Para buscarmos e alcançarmos estes novos papéis temos que ter plena consciência de que não se pode perder mais tempo. As organizações estão mudando rápido e se não mudarmos com elas seremos mudados. O fato de que esta mudança não se dá necessariamente na mesma velocidade, faz com que empresas que estão mais distantes da ponta onde está o cliente, tenham a sensação de que só se muda do outro lado do barco. As que estão na ponta do processo produtivo, aquelas mais próximas do consumidor, tendem, pela posição que ocupam, a mudanças mais rápidas. As que estão do outro lado (como as organizações do estado) têm a tendência a uma mudança mais gradual. Mas isto não quer dizer que elas não estejam mudando. A mudança é definitiva. Ampla, geral e irrestrita.

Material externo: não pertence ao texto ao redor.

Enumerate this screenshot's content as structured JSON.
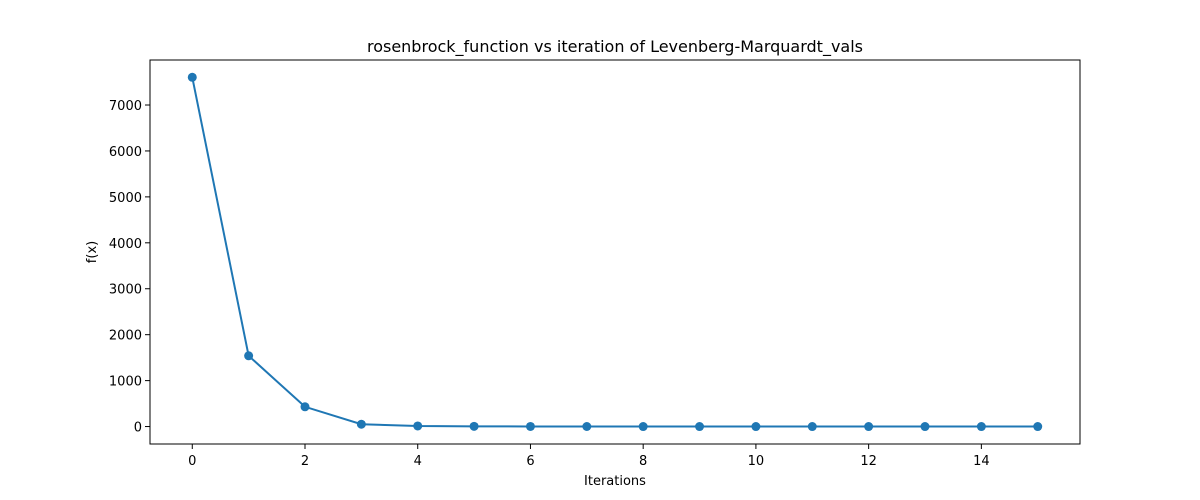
{
  "chart_data": {
    "type": "line",
    "title": "rosenbrock_function vs iteration of Levenberg-Marquardt_vals",
    "xlabel": "Iterations",
    "ylabel": "f(x)",
    "xlim": [
      -0.75,
      15.75
    ],
    "ylim": [
      -380,
      7980
    ],
    "xticks": [
      0,
      2,
      4,
      6,
      8,
      10,
      12,
      14
    ],
    "yticks": [
      0,
      1000,
      2000,
      3000,
      4000,
      5000,
      6000,
      7000
    ],
    "grid": false,
    "series": [
      {
        "color": "#1f77b4",
        "marker": "circle",
        "x": [
          0,
          1,
          2,
          3,
          4,
          5,
          6,
          7,
          8,
          9,
          10,
          11,
          12,
          13,
          14,
          15
        ],
        "y": [
          7604,
          1540,
          430,
          50,
          12,
          4,
          2,
          1,
          0.5,
          0.3,
          0.2,
          0.1,
          0.05,
          0.03,
          0.02,
          0.01
        ]
      }
    ]
  }
}
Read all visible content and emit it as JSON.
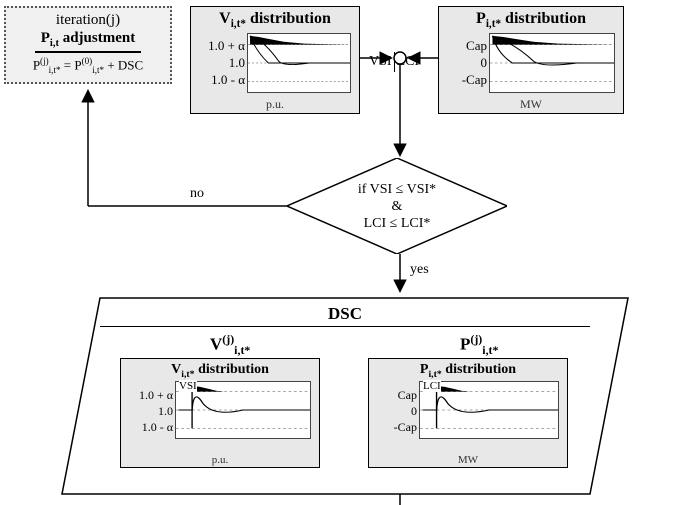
{
  "iteration": {
    "l1": "iteration(j)",
    "l2_html": "P<span class='sub'>i,t</span> adjustment",
    "l3_html": "P<span class='sup'>(j)</span><span class='sub'>i,t*</span> = P<span class='sup'>(0)</span><span class='sub'>i,t*</span> + DSC"
  },
  "v_dist": {
    "title_html": "V<span class='sub'>i,t*</span> distribution",
    "labels": [
      "1.0 + α",
      "1.0",
      "1.0 -  α"
    ],
    "unit": "p.u.",
    "black_fill": true,
    "fill_top": true
  },
  "p_dist": {
    "title_html": "P<span class='sub'>i,t*</span> distribution",
    "labels": [
      "Cap",
      "0",
      "-Cap"
    ],
    "unit": "MW",
    "black_fill": true,
    "fill_top": true
  },
  "middle": {
    "vsi": "VSI",
    "lci": "LCI"
  },
  "diamond": {
    "l1": "if VSI ≤ VSI*",
    "l2": "&",
    "l3": "LCI ≤ LCI*"
  },
  "no_label": "no",
  "yes_label": "yes",
  "dsc": {
    "title": "DSC",
    "v_col_html": "V<span class='sup'>(j)</span><span class='sub'>i,t*</span>",
    "p_col_html": "P<span class='sup'>(j)</span><span class='sub'>i,t*</span>",
    "v_inner": {
      "title_html": "V<span class='sub'>i,t*</span> distribution",
      "labels": [
        "1.0 + α",
        "1.0",
        "1.0 -  α"
      ],
      "unit": "p.u.",
      "tag": "VSI"
    },
    "p_inner": {
      "title_html": "P<span class='sub'>i,t*</span> distribution",
      "labels": [
        "Cap",
        "0",
        "-Cap"
      ],
      "unit": "MW",
      "tag": "LCI"
    }
  },
  "colors": {
    "box_bg": "#e8e8e8",
    "border": "#000000",
    "dotted": "#555555",
    "bg": "#ffffff"
  }
}
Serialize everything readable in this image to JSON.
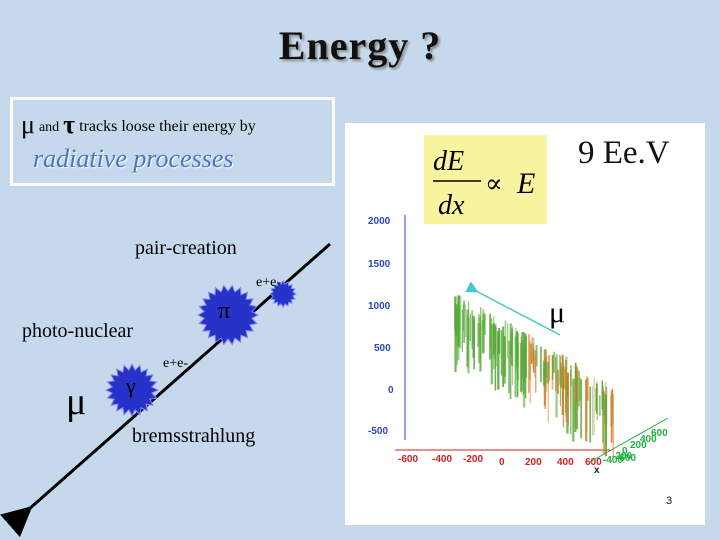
{
  "slide": {
    "title": "Energy ?",
    "page_number": "3"
  },
  "info": {
    "mu": "μ",
    "and": "and",
    "tau": "τ",
    "rest": "tracks loose their energy by",
    "radiative": "radiative processes"
  },
  "diagram": {
    "muon_symbol": "μ",
    "pair_creation": "pair-creation",
    "photo_nuclear": "photo-nuclear",
    "bremsstrahlung": "bremsstrahlung",
    "ee_upper": "e+e-",
    "ee_lower": "e+e-",
    "pi": "π",
    "gamma": "γ"
  },
  "formula": {
    "numerator": "dE",
    "denominator": "dx",
    "propto": "∝",
    "rhs": "E"
  },
  "energy_label": "9 Ee.V",
  "plot": {
    "muon_label": "μ",
    "y_ticks": [
      "2000",
      "1500",
      "1000",
      "500",
      "0",
      "-500"
    ],
    "x_ticks": [
      "-600",
      "-400",
      "-200",
      "0",
      "200",
      "400",
      "600"
    ],
    "z_ticks": [
      "600",
      "400",
      "200",
      "0",
      "-200",
      "-400",
      "-600"
    ],
    "x_axis_label": "x",
    "colors": {
      "y_axis": "#2b47c0",
      "x_axis": "#d02020",
      "z_axis": "#20b040",
      "track_green": "#5aa93b",
      "track_orange": "#e07a2a",
      "arrow": "#46c8c8"
    }
  }
}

Ela ocorre na seguinte direção:
Direção da mudança organizacional que impactam os Recursos Humanos
· Operacional para o estratégico
· Quantitativo para o qualitativo
· Policiamento para a parceria
· Curto prazo para o longo prazo
· Administrativo para o consultivo
· Voltado à função para o voltado ao negócio
· Foco interno para o foco externo
· Reativo para o preventivo
· Foco na atividade para foco nas soluções
· Controle para liderança
· Lealdade (obediência) para compromisso
· Emprego para empregabilidade
· Cargo para espaço organizacional
· Salário para remuneração
· Instituição para negócio
· Decisão central para decisão compartilhada
· Cumprir ordens para atingir objetivos
· Tarefa e atividade para resultados com valor agregado
· Continuísmo para tensão criativa
· Estratégia para propósito
· Estrutura para processos
· Sistemas para pessoas
O desafio de todos nós é mantermos em sua plenitude a organização e para isto é necessário que todos, imbuídos da inexorabilidade da mudança e comprometidos com ela, tenhamos coragem para realizá-la. A hora é de arregaçar as mangas e seguir em frente. Se não formos adiante outros tomarão a dianteira e farão por nós o que deveríamos ter realizado.